Pierre Jean Octave Callandreau (18 September 1852 – 13 February 1904) was a French astronomer who contributed to celestial mechanics on the calculation of orbits and the use of perturbations. He also served as a professor of astronomy at the École Polytechnique from 1893.

== Life and work ==
Callandreau was born in Angoulême, France, the son of Amédée Callandreau, a notary and genealogist. Pierre Callendreau was his grandfather. Callandreau went to the École Polytechnique in 1874. He became interested in astronomy and worked as an assistant to Le Verrier at the Paris Observatory. He studied celestial mechanics under Victor Puiseux at Sorbonne. He became adjoint astronomer in 1881. In 1879 he translated Hugo Gyldén's Swedish work on perturbation theory. He worked on checking Lalande's star catalogue while also working on mechanics. He worked on a method of computing Laplace's coefficients in planetary theory. His doctoral work continued on the topic at the Faculty of Sciences, Paris and his thesis was on the application of Gyldén's method to the perturbations of minor planets.
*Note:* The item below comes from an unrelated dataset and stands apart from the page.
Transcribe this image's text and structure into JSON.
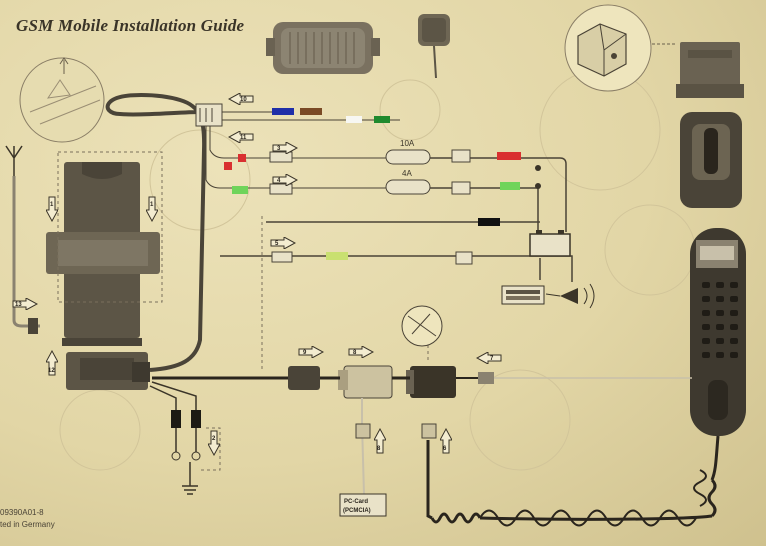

Callandreau was elected to the Académie des Sciences in 1892 and became a professor of astronomy at the École Polytechnique the next year. He began a large scale study of shooting stars when he became a president of the Société Astronomique de France in 1899. He travelled as part of the French mission to Haiti in 1882 to observe the transit of Venus. Callandreau was a founding member and editor of the Astronomical Bulletin from 1884.

Callandreau was married from 1882 to Sophie de Luynes, daughter of an arts professor, and they had seven children.